A nurse cares for a client experiencing diabetic ketoacidosis who presents with Kussmaul respirations. What action would the nurse take? A. Administration of oxygen via facemask B. Intravenous administration of 10% glucose C. Implementation of seizure precautions D. Administration of intravenous insulin

ANS: D The rapid, deep respiratory efforts of Kussmaul respirations are the body's attempt to reduce the acids produced by using fat rather than glucose for fuel. Only the administration of insulin will reduce this type of respiration by assisting glucose to move into cells and to be used for fuel instead of fat. The patient who is in ketoacidosis may not experience any respiratory impairment and therefore does not need additional oxygen. Giving the patient glucose would be contraindicated. The patient does not require seizure precautions.

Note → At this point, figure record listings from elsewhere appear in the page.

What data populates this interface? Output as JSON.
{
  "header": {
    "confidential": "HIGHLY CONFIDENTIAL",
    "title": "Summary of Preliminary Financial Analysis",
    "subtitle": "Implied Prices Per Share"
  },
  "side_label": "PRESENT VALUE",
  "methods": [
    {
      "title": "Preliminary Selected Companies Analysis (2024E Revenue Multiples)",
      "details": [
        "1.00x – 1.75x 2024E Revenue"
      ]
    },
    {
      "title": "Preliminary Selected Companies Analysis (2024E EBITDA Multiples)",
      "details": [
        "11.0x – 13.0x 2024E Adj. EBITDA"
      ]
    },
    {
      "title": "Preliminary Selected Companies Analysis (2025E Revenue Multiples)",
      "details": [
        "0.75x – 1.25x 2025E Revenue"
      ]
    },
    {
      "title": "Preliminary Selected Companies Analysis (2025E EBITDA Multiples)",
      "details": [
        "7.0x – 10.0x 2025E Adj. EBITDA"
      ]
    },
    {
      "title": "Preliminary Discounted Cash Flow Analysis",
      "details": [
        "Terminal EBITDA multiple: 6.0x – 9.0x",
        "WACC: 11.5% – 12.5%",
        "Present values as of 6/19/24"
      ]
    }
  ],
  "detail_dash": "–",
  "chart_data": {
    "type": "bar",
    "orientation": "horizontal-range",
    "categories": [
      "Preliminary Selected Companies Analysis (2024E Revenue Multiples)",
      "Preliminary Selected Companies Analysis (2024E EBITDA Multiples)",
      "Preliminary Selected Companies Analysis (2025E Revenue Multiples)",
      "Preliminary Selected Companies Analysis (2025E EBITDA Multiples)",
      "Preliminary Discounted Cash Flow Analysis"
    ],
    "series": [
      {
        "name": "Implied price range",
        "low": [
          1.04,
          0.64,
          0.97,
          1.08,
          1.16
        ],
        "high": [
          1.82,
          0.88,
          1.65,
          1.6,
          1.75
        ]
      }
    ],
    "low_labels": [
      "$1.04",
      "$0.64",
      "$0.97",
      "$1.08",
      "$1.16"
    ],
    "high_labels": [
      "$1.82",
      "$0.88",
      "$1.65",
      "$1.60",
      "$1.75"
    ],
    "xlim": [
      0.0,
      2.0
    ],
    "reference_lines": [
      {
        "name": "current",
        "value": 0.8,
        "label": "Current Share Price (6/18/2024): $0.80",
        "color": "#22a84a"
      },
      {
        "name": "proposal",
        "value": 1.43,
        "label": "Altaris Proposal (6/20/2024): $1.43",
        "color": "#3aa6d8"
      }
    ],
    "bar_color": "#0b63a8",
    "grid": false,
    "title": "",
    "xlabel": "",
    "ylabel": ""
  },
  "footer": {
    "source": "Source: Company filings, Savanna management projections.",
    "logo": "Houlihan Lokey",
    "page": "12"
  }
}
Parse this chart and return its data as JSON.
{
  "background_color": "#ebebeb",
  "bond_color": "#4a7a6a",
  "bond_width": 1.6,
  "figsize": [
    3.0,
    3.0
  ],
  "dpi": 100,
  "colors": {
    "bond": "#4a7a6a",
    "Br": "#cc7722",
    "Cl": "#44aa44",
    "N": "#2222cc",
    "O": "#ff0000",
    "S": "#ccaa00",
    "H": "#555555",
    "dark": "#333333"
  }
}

A 28-year-old male patient with type 1 diabetes reports how he manages his exercise and glucose control. Which behavior indicates that the nurse should implement additional teaching? A. The patient always carries hard candies when engaging in exercise. B. The patient goes for a vigorous walk when his glucose is 200 mg/dL. C. The patient has a peanut butter sandwich before going for a bicycle ride. D. The patient increases daily exercise when ketones are present in the urine.

ANS: D When the patient is ketotic, exercise may result in an increase in blood glucose level. Type 1 diabetic patients should be taught to avoid exercise when ketosis is present. The other statements are correct.